Executive Sponsorship and Alignment
It’s vital that the executive and leadership teams are true sponsors and advocates for the transformation/change, and they continue to maintain a high level of shared understanding and accountability.
Define what you require from a sponsor; it’s not about just funding something and getting progress reports. It’s about those leaders showing up first with the behaviours, mindset and focus.
As people begin execution and delivery, everyone must understand what they are doing, why it’s important, and connected to the broader Vision and Strategy.
To do this, I suggest using OKR’s, which stands for Objectives and Key Results. These will help you drive greater alignment, foster engagement and track the progress of your measurable goals.
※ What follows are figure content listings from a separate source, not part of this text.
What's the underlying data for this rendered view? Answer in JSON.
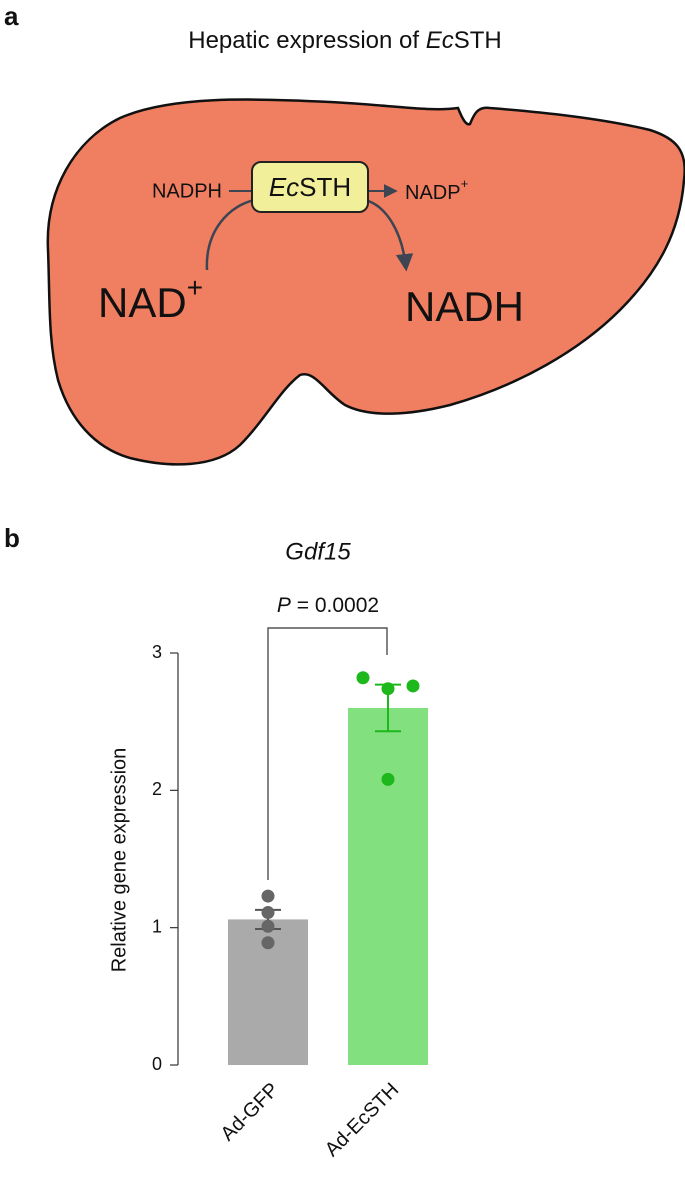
{
  "panel_a": {
    "label": "a",
    "title": [
      "Hepatic expression of ",
      "Ec",
      "STH"
    ],
    "enzyme": [
      "Ec",
      "STH"
    ],
    "cofactor_in": "NADPH",
    "cofactor_out": [
      "NADP",
      "+"
    ],
    "substrate": [
      "NAD",
      "+"
    ],
    "product": "NADH"
  },
  "chart_data": {
    "type": "bar",
    "panel_label": "b",
    "title": "Gdf15",
    "ylabel": "Relative gene expression",
    "categories": [
      "Ad-GFP",
      "Ad-EcSTH"
    ],
    "values": [
      1.06,
      2.6
    ],
    "errors": [
      0.07,
      0.17
    ],
    "points": [
      [
        1.23,
        1.11,
        1.01,
        0.89
      ],
      [
        2.82,
        2.74,
        2.76,
        2.08
      ]
    ],
    "bar_colors": [
      "#aaaaaa",
      "#82e07e"
    ],
    "point_colors": [
      "#666666",
      "#1db81b"
    ],
    "ylim": [
      0,
      3
    ],
    "yticks": [
      0,
      1,
      2,
      3
    ],
    "annotation": [
      "P",
      " = 0.0002"
    ]
  }
}
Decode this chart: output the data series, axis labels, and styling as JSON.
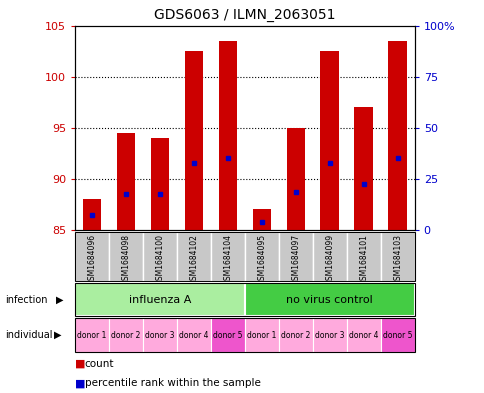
{
  "title": "GDS6063 / ILMN_2063051",
  "samples": [
    "GSM1684096",
    "GSM1684098",
    "GSM1684100",
    "GSM1684102",
    "GSM1684104",
    "GSM1684095",
    "GSM1684097",
    "GSM1684099",
    "GSM1684101",
    "GSM1684103"
  ],
  "bar_base": 85,
  "count_values": [
    88.0,
    94.5,
    94.0,
    102.5,
    103.5,
    87.0,
    95.0,
    102.5,
    97.0,
    103.5
  ],
  "percentile_values": [
    86.5,
    88.5,
    88.5,
    91.5,
    92.0,
    85.8,
    88.7,
    91.5,
    89.5,
    92.0
  ],
  "ylim_left": [
    85,
    105
  ],
  "ylim_right": [
    0,
    100
  ],
  "yticks_left": [
    85,
    90,
    95,
    100,
    105
  ],
  "yticks_right": [
    0,
    25,
    50,
    75,
    100
  ],
  "ytick_labels_right": [
    "0",
    "25",
    "50",
    "75",
    "100%"
  ],
  "infection_groups": [
    {
      "label": "influenza A",
      "start": 0,
      "end": 5,
      "color": "#AAEEA0"
    },
    {
      "label": "no virus control",
      "start": 5,
      "end": 10,
      "color": "#44CC44"
    }
  ],
  "individual_labels": [
    "donor 1",
    "donor 2",
    "donor 3",
    "donor 4",
    "donor 5",
    "donor 1",
    "donor 2",
    "donor 3",
    "donor 4",
    "donor 5"
  ],
  "individual_colors": [
    "#FFAADD",
    "#FFAADD",
    "#FFAADD",
    "#FFAADD",
    "#EE55CC",
    "#FFAADD",
    "#FFAADD",
    "#FFAADD",
    "#FFAADD",
    "#EE55CC"
  ],
  "bar_color": "#CC0000",
  "percentile_color": "#0000CC",
  "label_color_left": "#CC0000",
  "label_color_right": "#0000CC",
  "bar_width": 0.55,
  "sample_bg_color": "#C8C8C8"
}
In addition, there are loads of useful materials out there to help you get started.
Governance should be powerful yet simple in its execution; it should provide a heightened level of assurance without impacting the agility of change.
I advise you to go back to the drawing board with this and look at the following 3 areas:
- Line of Sight: How can we create transparency to understand what people are working on?
- Progress: How can we see and measure the progress made against Objectives?
- Assurance: How do we assure that we are doing the right things to the correct standards?
Use the learnings and experience of what you already have to create something new that is even more powerful and becomes a fundamental enabler for the teams and organisation in realising its vision.
Ways of Working
This is a big one, and it’s at the heart of everything; it’s crucial that people are given the right level of support and that the processes are designed to enable success and continuously go through inspection and adaption to meet the evolving needs of the transformation/change.
To advance this area and enable a foundation to be built on which to begin delivering value, I suggest exploring the following areas:
- People & Culture: From my perspective, this is the most crucial piece of all, ensuring that people have the proper support, opportunities and a positive culture is emerging. Ask these questions to get things moving:
What skills and capabilities do we need people to have?
How might we identify, build or acquire these capabilities and skills?
What are the cultural norms and values we want to see emerge?
How could we cultivate, enable and maintain our culture longer term?
- Structure: This is about the roles, responsibilities and constructs that bring people together and enable them to execute against the strategy. Ask these questions to create the foundation:
What Roles do we need, and what Responsibilities do we expect them to have?
To deliver with Minimal dependencies, what roles would we need in a team?
How would we construct the team to enable effective communication and collaboration and support people and cultural growth?
- Strategy Execution & Delivery: It’s important to consider how the teams will translate, prioritise, and deliver the broader strategy. Here I suggest replicating the OKR structure right through to enable consistency and create a strong connection with the wider purpose. Enable the teams to shape the OKR’s and build a prioritised view of what they are going after with a straightforward way to measure progress.
Given the scale and complexity of Enterprise Transformations/Change, there must be a team/community/coalition of people whose focus is to support and enable its success. I suggest having the core themes and pillars defined similarly to those shared here, for each pillar/theme collaborates to co-create mission statements for each. This can begin to form a kind of ‘’Mission Control’’ that people call on and utilise to advance their efforts, turning it into a powerful enablement function.
Enterprise Transformation is not something to be underestimated. It would be best to focus on building solid foundations, enabling people to have a voice, carefully balancing alignment & autonomy and be focused and prepared to pivot quickly as new learning emerges. Then, you can create real momentum, excitement and motivation in the people across the organisation to enable its success.